O crescimento nominal dos EUA no 3Q foi de 4,7 por cento, ABAIXO das expectativas - que eram de um crescimento nominal de 5,1 por cento. Ora 1,047/1,039 (os 3,9 por cento foram supostamente crescimento real) = 0.0078. Ou seja, o deflator do PIB implicito, que mede o indice de preços do periodo foi de 0,8 por cento. "Por isso é que a Fed baixou as taxas de juro. Não há pressões inflacionistas na economia e a malta que faz as contas nunca iria usar um deflator baixo de proposito se não fosse a inflação real, certo?". Bem, errado. Os EUA usam a "core inflation", que desconta "food" and "energies", ou sejam, mede tudo o que quizerem menos inflação. E se forem ver a inflação média dos últimos 7 trimestres - e a inflação exibe caracteristicas reversivas à média, tal como a volatilidade - é de 3,1%. Ora vamos la ver o que acontece ao PIB real com uma inflação média de 3,1%. Opps. 1,047/1,031 - ou seja estou a "deflacionar" preços - é igual a 1.55%!

Vamos a um exemplo idiota: 10 "bloggers" compram 1 pacote de açucar cada um. O pacote de açucar, por idiotice, custa 1 euro. Esta "mini-economia" tem a rubrica de consumo privado com 10 euros (10 "bloggers" a comprar 10 pacotes de açucar ao todo, a um preço de 1 euro/pacote). O açucar aumenta 10%, e custa hoje 1,10 euros. Os mesmos 10 "bloggers" gastam agora 11 euros em consumo privado, mas eu enquanto economista não deflaciou-no estes 10% porque a minha medida de inflação não tem o preço do açucar ("core inflation - sem "food" e "energies"), pelo que o PIB aumentou magicamente 10%!! Isto é pura inflação não contabilizada...

Voltando aos USA. O consumo privado aumentou, mas aumentou quando tudo quanto era energia e soft commodities está a ir em direcção à lua. Mas esses não entram na inflação pelo que qualquer estatistica de crescimento vem "enviesada", e os valores reais vêm "sobre-estimados".
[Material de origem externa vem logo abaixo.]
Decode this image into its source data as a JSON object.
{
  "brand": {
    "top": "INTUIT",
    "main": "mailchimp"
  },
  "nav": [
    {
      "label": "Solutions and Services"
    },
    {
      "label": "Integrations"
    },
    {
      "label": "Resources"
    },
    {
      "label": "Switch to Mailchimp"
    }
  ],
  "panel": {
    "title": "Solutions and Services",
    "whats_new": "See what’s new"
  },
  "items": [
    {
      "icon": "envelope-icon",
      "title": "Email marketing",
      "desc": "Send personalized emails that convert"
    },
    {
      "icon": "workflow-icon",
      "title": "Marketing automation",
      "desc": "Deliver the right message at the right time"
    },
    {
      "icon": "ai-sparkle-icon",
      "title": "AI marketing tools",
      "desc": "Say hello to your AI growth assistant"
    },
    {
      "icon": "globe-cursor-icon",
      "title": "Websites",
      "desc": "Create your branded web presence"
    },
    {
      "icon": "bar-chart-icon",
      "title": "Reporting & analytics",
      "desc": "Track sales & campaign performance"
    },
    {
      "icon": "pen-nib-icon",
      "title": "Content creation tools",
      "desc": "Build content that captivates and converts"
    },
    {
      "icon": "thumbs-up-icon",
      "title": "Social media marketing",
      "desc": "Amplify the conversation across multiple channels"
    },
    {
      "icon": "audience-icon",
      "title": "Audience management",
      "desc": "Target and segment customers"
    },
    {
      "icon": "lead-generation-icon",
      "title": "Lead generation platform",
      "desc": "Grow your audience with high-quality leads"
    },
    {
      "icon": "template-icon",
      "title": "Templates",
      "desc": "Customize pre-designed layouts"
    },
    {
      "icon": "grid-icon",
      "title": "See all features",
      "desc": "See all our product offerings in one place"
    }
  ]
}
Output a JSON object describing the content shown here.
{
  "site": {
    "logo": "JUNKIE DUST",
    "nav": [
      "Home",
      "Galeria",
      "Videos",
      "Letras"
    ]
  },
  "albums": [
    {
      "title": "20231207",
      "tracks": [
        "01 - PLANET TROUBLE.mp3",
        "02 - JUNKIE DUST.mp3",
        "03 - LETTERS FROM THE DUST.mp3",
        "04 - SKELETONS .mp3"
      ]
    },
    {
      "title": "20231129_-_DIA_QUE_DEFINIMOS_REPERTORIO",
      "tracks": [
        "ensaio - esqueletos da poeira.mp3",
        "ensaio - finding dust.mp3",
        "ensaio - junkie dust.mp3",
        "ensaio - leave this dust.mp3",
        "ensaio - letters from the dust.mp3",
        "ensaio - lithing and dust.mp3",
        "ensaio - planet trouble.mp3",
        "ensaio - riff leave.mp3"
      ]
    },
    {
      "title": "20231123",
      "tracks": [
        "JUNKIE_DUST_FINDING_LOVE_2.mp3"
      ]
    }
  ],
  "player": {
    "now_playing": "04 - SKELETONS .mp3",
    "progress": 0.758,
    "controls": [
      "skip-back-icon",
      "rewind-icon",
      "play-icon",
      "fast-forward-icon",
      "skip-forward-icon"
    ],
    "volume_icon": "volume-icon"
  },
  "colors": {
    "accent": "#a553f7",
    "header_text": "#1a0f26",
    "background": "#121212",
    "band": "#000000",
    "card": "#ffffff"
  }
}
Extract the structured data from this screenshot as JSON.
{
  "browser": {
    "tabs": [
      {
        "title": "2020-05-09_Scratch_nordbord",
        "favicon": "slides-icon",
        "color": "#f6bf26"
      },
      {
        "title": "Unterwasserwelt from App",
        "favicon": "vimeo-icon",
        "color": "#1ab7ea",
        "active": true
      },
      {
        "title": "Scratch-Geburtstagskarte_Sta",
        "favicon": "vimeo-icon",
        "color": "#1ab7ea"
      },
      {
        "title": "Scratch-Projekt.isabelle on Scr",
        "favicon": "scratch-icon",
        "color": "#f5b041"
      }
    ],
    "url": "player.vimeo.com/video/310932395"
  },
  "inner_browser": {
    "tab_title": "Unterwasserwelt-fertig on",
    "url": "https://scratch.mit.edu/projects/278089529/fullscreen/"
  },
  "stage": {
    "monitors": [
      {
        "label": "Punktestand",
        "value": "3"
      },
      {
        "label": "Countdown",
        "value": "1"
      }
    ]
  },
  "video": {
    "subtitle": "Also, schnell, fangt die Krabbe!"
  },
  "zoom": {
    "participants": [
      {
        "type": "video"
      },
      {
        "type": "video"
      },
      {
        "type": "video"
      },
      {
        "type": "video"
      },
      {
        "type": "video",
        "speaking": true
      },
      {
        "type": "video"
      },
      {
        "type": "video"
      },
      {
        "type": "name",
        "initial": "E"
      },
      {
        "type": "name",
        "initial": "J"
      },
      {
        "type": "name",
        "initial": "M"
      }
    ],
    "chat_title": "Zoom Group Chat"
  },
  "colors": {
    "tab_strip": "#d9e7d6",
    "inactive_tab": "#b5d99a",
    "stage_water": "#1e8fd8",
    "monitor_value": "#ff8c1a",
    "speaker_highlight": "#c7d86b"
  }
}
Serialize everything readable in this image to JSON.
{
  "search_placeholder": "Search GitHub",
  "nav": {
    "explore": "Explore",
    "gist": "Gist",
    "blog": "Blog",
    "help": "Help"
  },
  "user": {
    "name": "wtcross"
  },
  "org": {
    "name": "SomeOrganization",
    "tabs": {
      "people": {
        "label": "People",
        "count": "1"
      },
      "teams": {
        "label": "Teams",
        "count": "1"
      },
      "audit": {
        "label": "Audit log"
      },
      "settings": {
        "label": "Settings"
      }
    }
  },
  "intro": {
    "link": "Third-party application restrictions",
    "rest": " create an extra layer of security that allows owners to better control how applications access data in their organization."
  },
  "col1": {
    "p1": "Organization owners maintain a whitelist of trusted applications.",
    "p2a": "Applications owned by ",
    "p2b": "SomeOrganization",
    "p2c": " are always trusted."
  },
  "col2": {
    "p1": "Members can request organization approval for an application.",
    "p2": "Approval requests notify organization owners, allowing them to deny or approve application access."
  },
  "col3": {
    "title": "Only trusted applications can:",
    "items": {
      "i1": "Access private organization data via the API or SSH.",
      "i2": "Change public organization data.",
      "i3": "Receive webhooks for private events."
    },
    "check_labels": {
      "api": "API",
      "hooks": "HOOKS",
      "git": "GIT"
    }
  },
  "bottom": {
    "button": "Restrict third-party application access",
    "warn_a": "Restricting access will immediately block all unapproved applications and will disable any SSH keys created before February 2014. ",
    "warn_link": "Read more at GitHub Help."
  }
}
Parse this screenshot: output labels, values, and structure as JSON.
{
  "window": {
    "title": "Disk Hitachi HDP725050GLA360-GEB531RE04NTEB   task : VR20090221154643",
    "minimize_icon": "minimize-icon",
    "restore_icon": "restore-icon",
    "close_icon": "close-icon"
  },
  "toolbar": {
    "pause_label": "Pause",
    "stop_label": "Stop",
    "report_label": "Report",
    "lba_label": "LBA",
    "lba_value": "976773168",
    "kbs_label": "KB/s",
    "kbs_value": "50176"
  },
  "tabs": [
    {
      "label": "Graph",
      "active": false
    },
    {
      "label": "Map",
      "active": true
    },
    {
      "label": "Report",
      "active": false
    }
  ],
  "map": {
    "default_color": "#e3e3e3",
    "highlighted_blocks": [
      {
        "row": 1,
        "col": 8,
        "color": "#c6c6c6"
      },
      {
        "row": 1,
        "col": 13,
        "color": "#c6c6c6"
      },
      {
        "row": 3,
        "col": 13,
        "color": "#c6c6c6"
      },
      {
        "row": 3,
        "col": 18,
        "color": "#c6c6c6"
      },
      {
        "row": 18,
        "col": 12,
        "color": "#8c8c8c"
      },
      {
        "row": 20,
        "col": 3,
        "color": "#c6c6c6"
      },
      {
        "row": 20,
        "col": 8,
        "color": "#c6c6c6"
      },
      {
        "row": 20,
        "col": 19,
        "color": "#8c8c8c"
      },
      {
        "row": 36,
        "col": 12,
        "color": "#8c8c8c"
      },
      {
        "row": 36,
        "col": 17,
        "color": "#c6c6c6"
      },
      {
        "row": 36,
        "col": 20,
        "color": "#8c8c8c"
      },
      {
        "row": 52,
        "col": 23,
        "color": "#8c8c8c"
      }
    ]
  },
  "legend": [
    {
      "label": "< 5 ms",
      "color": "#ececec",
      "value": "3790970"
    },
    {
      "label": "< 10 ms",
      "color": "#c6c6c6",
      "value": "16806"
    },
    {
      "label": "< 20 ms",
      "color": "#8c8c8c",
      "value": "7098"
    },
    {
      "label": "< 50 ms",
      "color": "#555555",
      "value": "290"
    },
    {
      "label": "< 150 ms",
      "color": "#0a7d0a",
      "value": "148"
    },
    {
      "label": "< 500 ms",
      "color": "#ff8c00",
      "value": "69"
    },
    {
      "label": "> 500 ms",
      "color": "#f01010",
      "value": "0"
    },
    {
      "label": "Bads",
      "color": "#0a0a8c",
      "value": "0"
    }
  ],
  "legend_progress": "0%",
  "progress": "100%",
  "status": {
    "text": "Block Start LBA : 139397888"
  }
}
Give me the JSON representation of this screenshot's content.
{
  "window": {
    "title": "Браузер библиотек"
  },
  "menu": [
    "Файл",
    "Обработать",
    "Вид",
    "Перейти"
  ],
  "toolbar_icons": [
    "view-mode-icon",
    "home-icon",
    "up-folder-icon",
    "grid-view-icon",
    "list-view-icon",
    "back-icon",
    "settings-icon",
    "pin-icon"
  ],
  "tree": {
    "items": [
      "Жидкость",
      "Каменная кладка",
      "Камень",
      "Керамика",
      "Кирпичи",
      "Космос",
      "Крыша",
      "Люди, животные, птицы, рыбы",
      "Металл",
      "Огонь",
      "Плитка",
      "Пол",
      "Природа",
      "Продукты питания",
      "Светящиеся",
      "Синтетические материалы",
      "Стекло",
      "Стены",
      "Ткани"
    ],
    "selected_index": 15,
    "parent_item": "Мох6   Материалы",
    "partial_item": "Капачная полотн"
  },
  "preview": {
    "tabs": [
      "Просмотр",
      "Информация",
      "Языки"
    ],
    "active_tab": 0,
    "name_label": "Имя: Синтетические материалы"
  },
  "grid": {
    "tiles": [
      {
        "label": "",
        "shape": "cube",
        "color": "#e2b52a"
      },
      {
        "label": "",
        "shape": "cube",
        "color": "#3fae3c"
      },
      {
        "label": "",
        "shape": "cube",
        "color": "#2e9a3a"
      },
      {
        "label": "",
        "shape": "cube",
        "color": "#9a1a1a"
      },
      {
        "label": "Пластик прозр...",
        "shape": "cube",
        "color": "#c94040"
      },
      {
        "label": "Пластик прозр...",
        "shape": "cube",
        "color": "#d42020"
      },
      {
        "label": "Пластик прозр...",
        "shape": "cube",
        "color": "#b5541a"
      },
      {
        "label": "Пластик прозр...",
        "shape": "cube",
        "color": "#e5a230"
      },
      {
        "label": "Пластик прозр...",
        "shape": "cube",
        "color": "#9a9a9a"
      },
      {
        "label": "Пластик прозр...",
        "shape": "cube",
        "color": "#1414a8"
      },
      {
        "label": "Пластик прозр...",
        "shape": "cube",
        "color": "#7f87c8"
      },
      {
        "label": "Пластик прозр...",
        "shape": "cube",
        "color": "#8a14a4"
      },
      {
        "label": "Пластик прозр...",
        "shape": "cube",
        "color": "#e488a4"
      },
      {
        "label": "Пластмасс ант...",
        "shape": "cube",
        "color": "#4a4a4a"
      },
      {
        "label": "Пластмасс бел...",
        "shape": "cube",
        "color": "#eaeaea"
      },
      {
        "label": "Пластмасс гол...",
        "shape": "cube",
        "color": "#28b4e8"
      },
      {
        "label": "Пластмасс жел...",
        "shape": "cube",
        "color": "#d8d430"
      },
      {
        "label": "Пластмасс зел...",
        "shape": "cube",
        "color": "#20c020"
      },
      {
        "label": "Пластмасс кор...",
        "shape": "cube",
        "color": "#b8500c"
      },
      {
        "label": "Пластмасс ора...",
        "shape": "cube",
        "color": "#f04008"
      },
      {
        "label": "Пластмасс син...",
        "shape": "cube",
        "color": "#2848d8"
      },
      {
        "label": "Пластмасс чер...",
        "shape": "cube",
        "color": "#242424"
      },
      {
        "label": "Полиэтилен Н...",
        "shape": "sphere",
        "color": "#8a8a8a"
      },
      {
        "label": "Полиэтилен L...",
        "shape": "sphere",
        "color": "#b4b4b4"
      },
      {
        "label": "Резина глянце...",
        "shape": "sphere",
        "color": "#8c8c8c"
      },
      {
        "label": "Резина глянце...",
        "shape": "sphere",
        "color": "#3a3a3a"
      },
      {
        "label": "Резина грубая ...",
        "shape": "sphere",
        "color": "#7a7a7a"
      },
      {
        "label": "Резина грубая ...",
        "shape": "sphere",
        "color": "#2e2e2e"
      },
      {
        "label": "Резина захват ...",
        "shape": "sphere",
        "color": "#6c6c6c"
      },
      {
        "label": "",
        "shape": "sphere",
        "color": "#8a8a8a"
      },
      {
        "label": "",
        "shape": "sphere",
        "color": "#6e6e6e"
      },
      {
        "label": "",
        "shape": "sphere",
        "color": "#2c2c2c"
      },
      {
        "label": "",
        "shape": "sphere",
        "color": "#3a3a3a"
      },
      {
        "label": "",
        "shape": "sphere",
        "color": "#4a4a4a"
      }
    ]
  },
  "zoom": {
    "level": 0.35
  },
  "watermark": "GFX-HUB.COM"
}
"Mas olha lá! Por que raio é que vocês não contam com comida e combustivel na inflação lá nos states?" Bem a desculpa oficial é que os preços são demasiado volateis. O que nós economistas nos esquecemos de dizer é que é de todo o interesse de qualquer Estado que corra um deficit orçamental com divida publica ter inflação alta. Chama-se "senhoriagem" e age como um imposto. De forma simples: eu, Estado, peço emprestado 100 euros e pago 4%/ano e digo-vos "ah e tal, a inflação é 2%/ano" pelo que voçês são compensados. Mas se a inflação for mais alta, digamos 6%, então vocês estão a perder 6% e eu a pagar 4% ao ano. Ao fim de 10 anos (sim os Estados endividam-se a longo prazo) voçês precisam de 179 euros para comprar o que dantes custava 100. Mas eu paguei-vos de volta 148 euros. Vocês foram taxados em 31 euros pelo caminho e não deram por isso. Outra brincadeira fiscal é que activos financeiros, ou casas por exemplo, tendem a valorizar com a inflação. Compram uma casa por 100 mil euros. A inflação é de 6%. Ao fim de 10 anos vendem-na por 179 mil euros. Tecnicamente vocês não fizeram dinheiro, apenas mantiveram poder de compra. No entanto, o Estado vai-vos taxar esses 79 mil euros como "mais valia financeira". Dai a inflação servir de imposto e o Estado ter todo o incentivo de a ter o mais alto possivel sem a malta dar por isso...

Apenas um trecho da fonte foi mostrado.